I would suggest using CSS reset as a starting point ( Eric Meyers is probably the best known).
I think you have problems with things when you do not want to set your own style, but return it to the default browser (for example, you do not want margin:0; for everything, you want the default big margin to be H1 , the default is smaller in p , etc.
In fact, you can get copies of user agent style sheets, modify them to make them more specific, and enable them to be rewritten. Here is a site with copies of a large number of default UA style sheets . The problem is that each browser uses its own, so if you do not find the browser and do not use custom stylesheets, it will not look like usual for this browser. However, I think that everything is in order. I would suggest that you simply select the default browser and want all browsers to look like this, or you can use the W3C suggestion for the default browser styles .

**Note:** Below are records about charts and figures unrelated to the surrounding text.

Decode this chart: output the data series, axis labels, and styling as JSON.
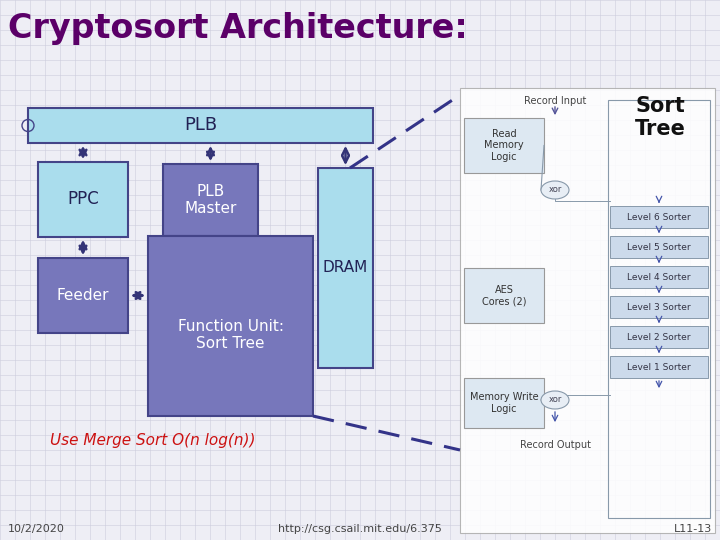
{
  "title": "Cryptosort Architecture:",
  "title_color": "#5B0068",
  "title_fontsize": 26,
  "bg_color": "#eeeef5",
  "grid_color": "#ccccdd",
  "footer_left": "10/2/2020",
  "footer_center": "http://csg.csail.mit.edu/6.375",
  "footer_right": "L11-13",
  "use_merge_text": "Use Merge Sort O(n log(n))",
  "plb_color": "#aadded",
  "plb_border": "#444488",
  "ppc_color": "#aadded",
  "plbmaster_color": "#7777bb",
  "feeder_color": "#7777bb",
  "fu_color": "#7777bb",
  "dram_color": "#aadded",
  "arrow_color": "#333377",
  "rml_color": "#dde8f2",
  "aes_color": "#dde8f2",
  "mwl_color": "#dde8f2",
  "sorter_color": "#ccdaeb",
  "record_input_text": "Record Input",
  "record_output_text": "Record Output",
  "sort_tree_label": "Sort\nTree",
  "read_memory_label": "Read\nMemory\nLogic",
  "aes_label": "AES\nCores (2)",
  "mem_write_label": "Memory Write\nLogic",
  "sorter_levels": [
    "Level 6 Sorter",
    "Level 5 Sorter",
    "Level 4 Sorter",
    "Level 3 Sorter",
    "Level 2 Sorter",
    "Level 1 Sorter"
  ]
}
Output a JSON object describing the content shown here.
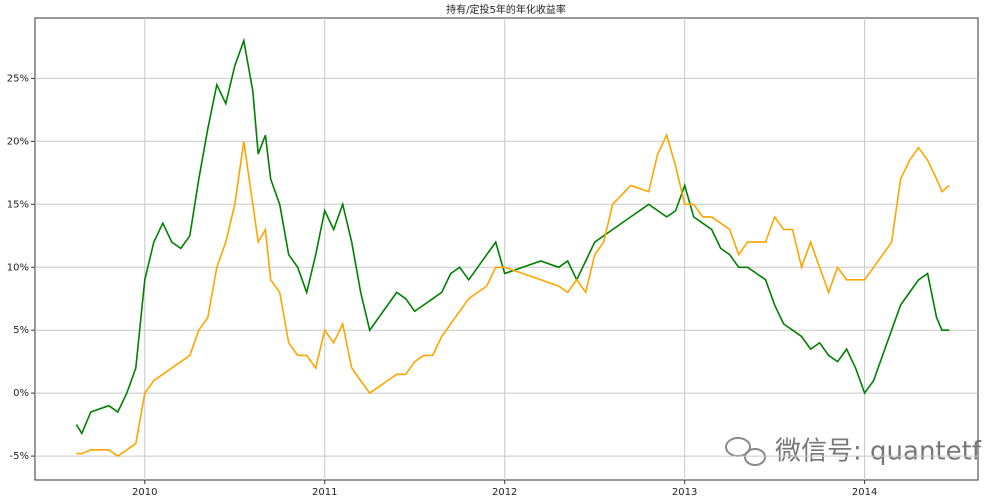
{
  "chart_data": {
    "type": "line",
    "title": "持有/定投5年的年化收益率",
    "annotation": "微信号: quantetf",
    "x": [
      2009.62,
      2009.65,
      2009.7,
      2009.8,
      2009.85,
      2009.9,
      2009.95,
      2010.0,
      2010.05,
      2010.1,
      2010.15,
      2010.2,
      2010.25,
      2010.3,
      2010.35,
      2010.4,
      2010.45,
      2010.5,
      2010.55,
      2010.6,
      2010.63,
      2010.67,
      2010.7,
      2010.75,
      2010.8,
      2010.85,
      2010.9,
      2010.95,
      2011.0,
      2011.05,
      2011.1,
      2011.15,
      2011.2,
      2011.25,
      2011.3,
      2011.35,
      2011.4,
      2011.45,
      2011.5,
      2011.55,
      2011.6,
      2011.65,
      2011.7,
      2011.75,
      2011.8,
      2011.85,
      2011.9,
      2011.95,
      2012.0,
      2012.1,
      2012.2,
      2012.3,
      2012.35,
      2012.4,
      2012.45,
      2012.5,
      2012.55,
      2012.6,
      2012.7,
      2012.8,
      2012.85,
      2012.9,
      2012.95,
      2013.0,
      2013.05,
      2013.1,
      2013.15,
      2013.2,
      2013.25,
      2013.3,
      2013.35,
      2013.4,
      2013.45,
      2013.5,
      2013.55,
      2013.6,
      2013.65,
      2013.7,
      2013.75,
      2013.8,
      2013.85,
      2013.9,
      2013.95,
      2014.0,
      2014.05,
      2014.1,
      2014.15,
      2014.2,
      2014.25,
      2014.3,
      2014.35,
      2014.4,
      2014.43,
      2014.47
    ],
    "series": [
      {
        "color": "#008000",
        "values": [
          -2.5,
          -3.2,
          -1.5,
          -1.0,
          -1.5,
          0,
          2,
          9,
          12,
          13.5,
          12,
          11.5,
          12.5,
          17,
          21,
          24.5,
          23,
          26,
          28,
          24,
          19,
          20.5,
          17,
          15,
          11,
          10,
          8,
          11,
          14.5,
          13,
          15,
          12,
          8,
          5,
          6,
          7,
          8,
          7.5,
          6.5,
          7,
          7.5,
          8,
          9.5,
          10,
          9,
          10,
          11,
          12,
          9.5,
          10,
          10.5,
          10,
          10.5,
          9,
          10.5,
          12,
          12.5,
          13,
          14,
          15,
          14.5,
          14,
          14.5,
          16.5,
          14,
          13.5,
          13,
          11.5,
          11,
          10,
          10,
          9.5,
          9,
          7,
          5.5,
          5,
          4.5,
          3.5,
          4,
          3,
          2.5,
          3.5,
          2,
          0,
          1,
          3,
          5,
          7,
          8,
          9,
          9.5,
          6,
          5,
          5
        ]
      },
      {
        "color": "#ffa500",
        "values": [
          -4.8,
          -4.8,
          -4.5,
          -4.5,
          -5,
          -4.5,
          -4,
          0,
          1,
          1.5,
          2,
          2.5,
          3,
          5,
          6,
          10,
          12,
          15,
          20,
          15,
          12,
          13,
          9,
          8,
          4,
          3,
          3,
          2,
          5,
          4,
          5.5,
          2,
          1,
          0,
          0.5,
          1,
          1.5,
          1.5,
          2.5,
          3,
          3,
          4.5,
          5.5,
          6.5,
          7.5,
          8,
          8.5,
          10,
          10,
          9.5,
          9,
          8.5,
          8,
          9,
          8,
          11,
          12,
          15,
          16.5,
          16,
          19,
          20.5,
          18,
          15,
          15,
          14,
          14,
          13.5,
          13,
          11,
          12,
          12,
          12,
          14,
          13,
          13,
          10,
          12,
          10,
          8,
          10,
          9,
          9,
          9,
          10,
          11,
          12,
          17,
          18.5,
          19.5,
          18.5,
          17,
          16,
          16.5
        ]
      }
    ],
    "xlim": [
      2009.39,
      2014.63
    ],
    "xticks": [
      2010,
      2011,
      2012,
      2013,
      2014
    ],
    "ylim": [
      -6.9,
      29.8
    ],
    "yticks": [
      {
        "value": -5,
        "label": "-5%"
      },
      {
        "value": 0,
        "label": "0%"
      },
      {
        "value": 5,
        "label": "5%"
      },
      {
        "value": 10,
        "label": "10%"
      },
      {
        "value": 15,
        "label": "15%"
      },
      {
        "value": 20,
        "label": "20%"
      },
      {
        "value": 25,
        "label": "25%"
      }
    ],
    "grid": true
  }
}
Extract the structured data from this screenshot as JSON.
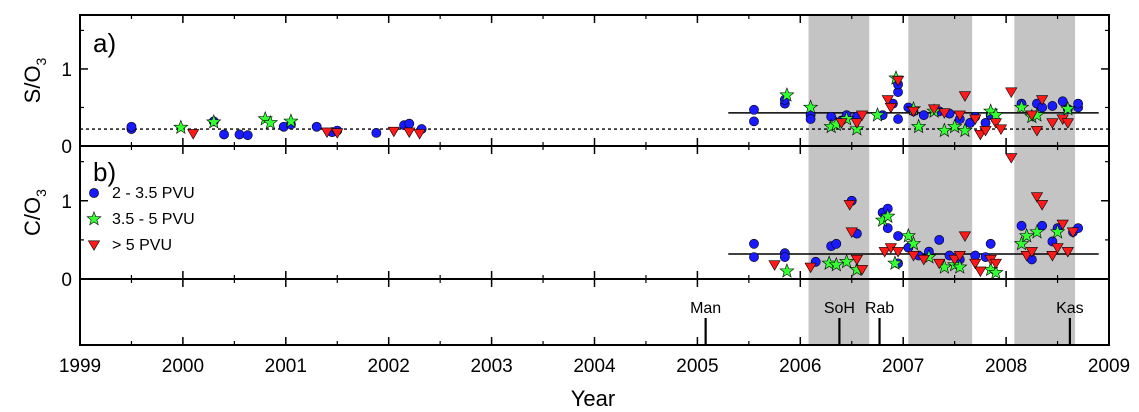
{
  "colors": {
    "blue": "#1a1aff",
    "green": "#33ff33",
    "red": "#ff1a1a",
    "shade": "#c4c4c4",
    "axis": "#000000"
  },
  "chart_data": {
    "type": "scatter",
    "xlabel": "Year",
    "xlim": [
      1999,
      2009
    ],
    "x_ticks": [
      "1999",
      "2000",
      "2001",
      "2002",
      "2003",
      "2004",
      "2005",
      "2006",
      "2007",
      "2008",
      "2009"
    ],
    "shaded_periods": [
      [
        2006.08,
        2006.67
      ],
      [
        2007.05,
        2007.67
      ],
      [
        2008.08,
        2008.67
      ]
    ],
    "legend": {
      "placement": "top-left of panel b",
      "entries": [
        {
          "label": "2 - 3.5 PVU",
          "symbol": "circle",
          "color": "blue"
        },
        {
          "label": "3.5 - 5 PVU",
          "symbol": "star",
          "color": "green"
        },
        {
          "label": "> 5 PVU",
          "symbol": "triangle-down",
          "color": "red"
        }
      ]
    },
    "panels": [
      {
        "id": "a",
        "label": "a)",
        "ylabel_main": "S/O",
        "ylabel_sub": "3",
        "ylim": [
          0,
          1.7
        ],
        "y_ticks": [
          0,
          1
        ],
        "y_tick_labels": [
          "0",
          "1"
        ],
        "dotted_line": {
          "y": 0.22
        },
        "trend_line": {
          "x": [
            2005.3,
            2008.9
          ],
          "y": 0.43
        },
        "series": [
          {
            "name": "2 - 3.5 PVU",
            "symbol": "circle",
            "color": "blue",
            "points": [
              [
                1999.5,
                0.22
              ],
              [
                1999.5,
                0.25
              ],
              [
                2000.3,
                0.32
              ],
              [
                2000.4,
                0.15
              ],
              [
                2000.55,
                0.15
              ],
              [
                2000.63,
                0.14
              ],
              [
                2000.98,
                0.25
              ],
              [
                2001.05,
                0.28
              ],
              [
                2001.3,
                0.25
              ],
              [
                2001.45,
                0.18
              ],
              [
                2001.5,
                0.2
              ],
              [
                2001.88,
                0.17
              ],
              [
                2002.15,
                0.27
              ],
              [
                2002.2,
                0.29
              ],
              [
                2002.32,
                0.22
              ],
              [
                2005.55,
                0.47
              ],
              [
                2005.55,
                0.32
              ],
              [
                2005.85,
                0.55
              ],
              [
                2005.85,
                0.6
              ],
              [
                2006.1,
                0.4
              ],
              [
                2006.1,
                0.35
              ],
              [
                2006.3,
                0.38
              ],
              [
                2006.4,
                0.33
              ],
              [
                2006.45,
                0.4
              ],
              [
                2006.55,
                0.38
              ],
              [
                2006.8,
                0.4
              ],
              [
                2006.9,
                0.55
              ],
              [
                2006.95,
                0.7
              ],
              [
                2006.95,
                0.8
              ],
              [
                2006.95,
                0.35
              ],
              [
                2007.05,
                0.5
              ],
              [
                2007.1,
                0.45
              ],
              [
                2007.2,
                0.4
              ],
              [
                2007.35,
                0.45
              ],
              [
                2007.45,
                0.42
              ],
              [
                2007.55,
                0.35
              ],
              [
                2007.65,
                0.3
              ],
              [
                2007.7,
                0.38
              ],
              [
                2007.8,
                0.3
              ],
              [
                2007.85,
                0.4
              ],
              [
                2008.15,
                0.55
              ],
              [
                2008.3,
                0.55
              ],
              [
                2008.35,
                0.5
              ],
              [
                2008.45,
                0.52
              ],
              [
                2008.55,
                0.58
              ],
              [
                2008.6,
                0.48
              ],
              [
                2008.7,
                0.5
              ],
              [
                2008.7,
                0.55
              ]
            ]
          },
          {
            "name": "3.5 - 5 PVU",
            "symbol": "star",
            "color": "green",
            "points": [
              [
                1999.98,
                0.24
              ],
              [
                2000.3,
                0.31
              ],
              [
                2000.8,
                0.35
              ],
              [
                2000.85,
                0.3
              ],
              [
                2001.05,
                0.32
              ],
              [
                2005.87,
                0.66
              ],
              [
                2006.1,
                0.5
              ],
              [
                2006.3,
                0.25
              ],
              [
                2006.35,
                0.28
              ],
              [
                2006.45,
                0.35
              ],
              [
                2006.55,
                0.22
              ],
              [
                2006.75,
                0.4
              ],
              [
                2006.93,
                0.88
              ],
              [
                2007.1,
                0.48
              ],
              [
                2007.15,
                0.25
              ],
              [
                2007.3,
                0.45
              ],
              [
                2007.4,
                0.2
              ],
              [
                2007.5,
                0.25
              ],
              [
                2007.6,
                0.2
              ],
              [
                2007.85,
                0.45
              ],
              [
                2007.9,
                0.4
              ],
              [
                2008.15,
                0.5
              ],
              [
                2008.25,
                0.38
              ],
              [
                2008.3,
                0.4
              ],
              [
                2008.6,
                0.48
              ]
            ]
          },
          {
            "name": "> 5 PVU",
            "symbol": "triangle-down",
            "color": "red",
            "points": [
              [
                2000.1,
                0.16
              ],
              [
                2001.4,
                0.18
              ],
              [
                2001.5,
                0.17
              ],
              [
                2002.05,
                0.19
              ],
              [
                2002.2,
                0.18
              ],
              [
                2002.3,
                0.16
              ],
              [
                2006.4,
                0.3
              ],
              [
                2006.55,
                0.3
              ],
              [
                2006.6,
                0.4
              ],
              [
                2006.85,
                0.6
              ],
              [
                2006.88,
                0.5
              ],
              [
                2006.95,
                0.85
              ],
              [
                2007.1,
                0.45
              ],
              [
                2007.3,
                0.48
              ],
              [
                2007.4,
                0.43
              ],
              [
                2007.55,
                0.4
              ],
              [
                2007.6,
                0.65
              ],
              [
                2007.7,
                0.35
              ],
              [
                2007.75,
                0.15
              ],
              [
                2007.8,
                0.2
              ],
              [
                2007.9,
                0.3
              ],
              [
                2007.95,
                0.22
              ],
              [
                2008.05,
                0.7
              ],
              [
                2008.25,
                0.4
              ],
              [
                2008.3,
                0.2
              ],
              [
                2008.35,
                0.6
              ],
              [
                2008.45,
                0.3
              ],
              [
                2008.55,
                0.35
              ],
              [
                2008.6,
                0.3
              ]
            ]
          }
        ]
      },
      {
        "id": "b",
        "label": "b)",
        "ylabel_main": "C/O",
        "ylabel_sub": "3",
        "ylim": [
          0,
          1.7
        ],
        "y_ticks": [
          0,
          1
        ],
        "y_tick_labels": [
          "0",
          "1"
        ],
        "trend_line": {
          "x": [
            2005.3,
            2008.9
          ],
          "y": 0.32
        },
        "series": [
          {
            "name": "2 - 3.5 PVU",
            "symbol": "circle",
            "color": "blue",
            "points": [
              [
                2005.55,
                0.45
              ],
              [
                2005.55,
                0.28
              ],
              [
                2005.85,
                0.33
              ],
              [
                2005.85,
                0.28
              ],
              [
                2006.15,
                0.22
              ],
              [
                2006.3,
                0.42
              ],
              [
                2006.35,
                0.45
              ],
              [
                2006.5,
                1.0
              ],
              [
                2006.55,
                0.58
              ],
              [
                2006.8,
                0.85
              ],
              [
                2006.85,
                0.9
              ],
              [
                2006.85,
                0.65
              ],
              [
                2006.95,
                0.55
              ],
              [
                2006.95,
                0.2
              ],
              [
                2007.05,
                0.4
              ],
              [
                2007.15,
                0.3
              ],
              [
                2007.25,
                0.35
              ],
              [
                2007.35,
                0.5
              ],
              [
                2007.45,
                0.3
              ],
              [
                2007.55,
                0.25
              ],
              [
                2007.7,
                0.3
              ],
              [
                2007.8,
                0.28
              ],
              [
                2007.85,
                0.45
              ],
              [
                2008.15,
                0.68
              ],
              [
                2008.25,
                0.25
              ],
              [
                2008.35,
                0.68
              ],
              [
                2008.45,
                0.48
              ],
              [
                2008.5,
                0.65
              ],
              [
                2008.65,
                0.6
              ],
              [
                2008.7,
                0.65
              ]
            ]
          },
          {
            "name": "3.5 - 5 PVU",
            "symbol": "star",
            "color": "green",
            "points": [
              [
                2005.87,
                0.1
              ],
              [
                2006.28,
                0.2
              ],
              [
                2006.35,
                0.18
              ],
              [
                2006.45,
                0.22
              ],
              [
                2006.55,
                0.12
              ],
              [
                2006.8,
                0.75
              ],
              [
                2006.85,
                0.8
              ],
              [
                2006.92,
                0.2
              ],
              [
                2007.05,
                0.55
              ],
              [
                2007.1,
                0.45
              ],
              [
                2007.25,
                0.28
              ],
              [
                2007.4,
                0.15
              ],
              [
                2007.5,
                0.18
              ],
              [
                2007.55,
                0.15
              ],
              [
                2007.85,
                0.12
              ],
              [
                2007.9,
                0.08
              ],
              [
                2008.15,
                0.45
              ],
              [
                2008.2,
                0.55
              ],
              [
                2008.3,
                0.6
              ],
              [
                2008.5,
                0.6
              ]
            ]
          },
          {
            "name": "> 5 PVU",
            "symbol": "triangle-down",
            "color": "red",
            "points": [
              [
                2005.75,
                0.18
              ],
              [
                2006.1,
                0.15
              ],
              [
                2006.48,
                0.95
              ],
              [
                2006.5,
                0.6
              ],
              [
                2006.55,
                0.25
              ],
              [
                2006.6,
                0.12
              ],
              [
                2006.82,
                0.35
              ],
              [
                2006.88,
                0.4
              ],
              [
                2006.95,
                0.35
              ],
              [
                2007.1,
                0.3
              ],
              [
                2007.2,
                0.25
              ],
              [
                2007.35,
                0.2
              ],
              [
                2007.5,
                0.25
              ],
              [
                2007.55,
                0.3
              ],
              [
                2007.6,
                0.55
              ],
              [
                2007.7,
                0.2
              ],
              [
                2007.75,
                0.1
              ],
              [
                2007.85,
                0.25
              ],
              [
                2007.9,
                0.2
              ],
              [
                2008.05,
                1.55
              ],
              [
                2008.2,
                0.3
              ],
              [
                2008.25,
                0.35
              ],
              [
                2008.3,
                1.05
              ],
              [
                2008.35,
                0.95
              ],
              [
                2008.45,
                0.3
              ],
              [
                2008.5,
                0.4
              ],
              [
                2008.55,
                0.7
              ],
              [
                2008.6,
                0.35
              ],
              [
                2008.65,
                0.6
              ]
            ]
          }
        ]
      }
    ],
    "events": [
      {
        "label": "Man",
        "x": 2005.08
      },
      {
        "label": "SoH",
        "x": 2006.38
      },
      {
        "label": "Rab",
        "x": 2006.77
      },
      {
        "label": "Kas",
        "x": 2008.62
      }
    ]
  }
}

All this does not solve your problem, because the elements of the style form are hell. Once you apply the style, some browsers will switch the rendering mode for the form element so that you can never return it to its original style. For example, IE7 does not support rounded corners, but their buttons have rounded corners by default because they are displayed in the Windows OS style. But as soon as you give the button a border or some other style, it loses that beautiful window shaded corner by default, and there is no way to return it without using an image!
So, I would not shoot trying to get browsers to return to their default native style. I would use the default UA style sheet, and then modify it to make some kind of general cross-browser cross-system default. It will not look like its own loose code, but it will look close enough.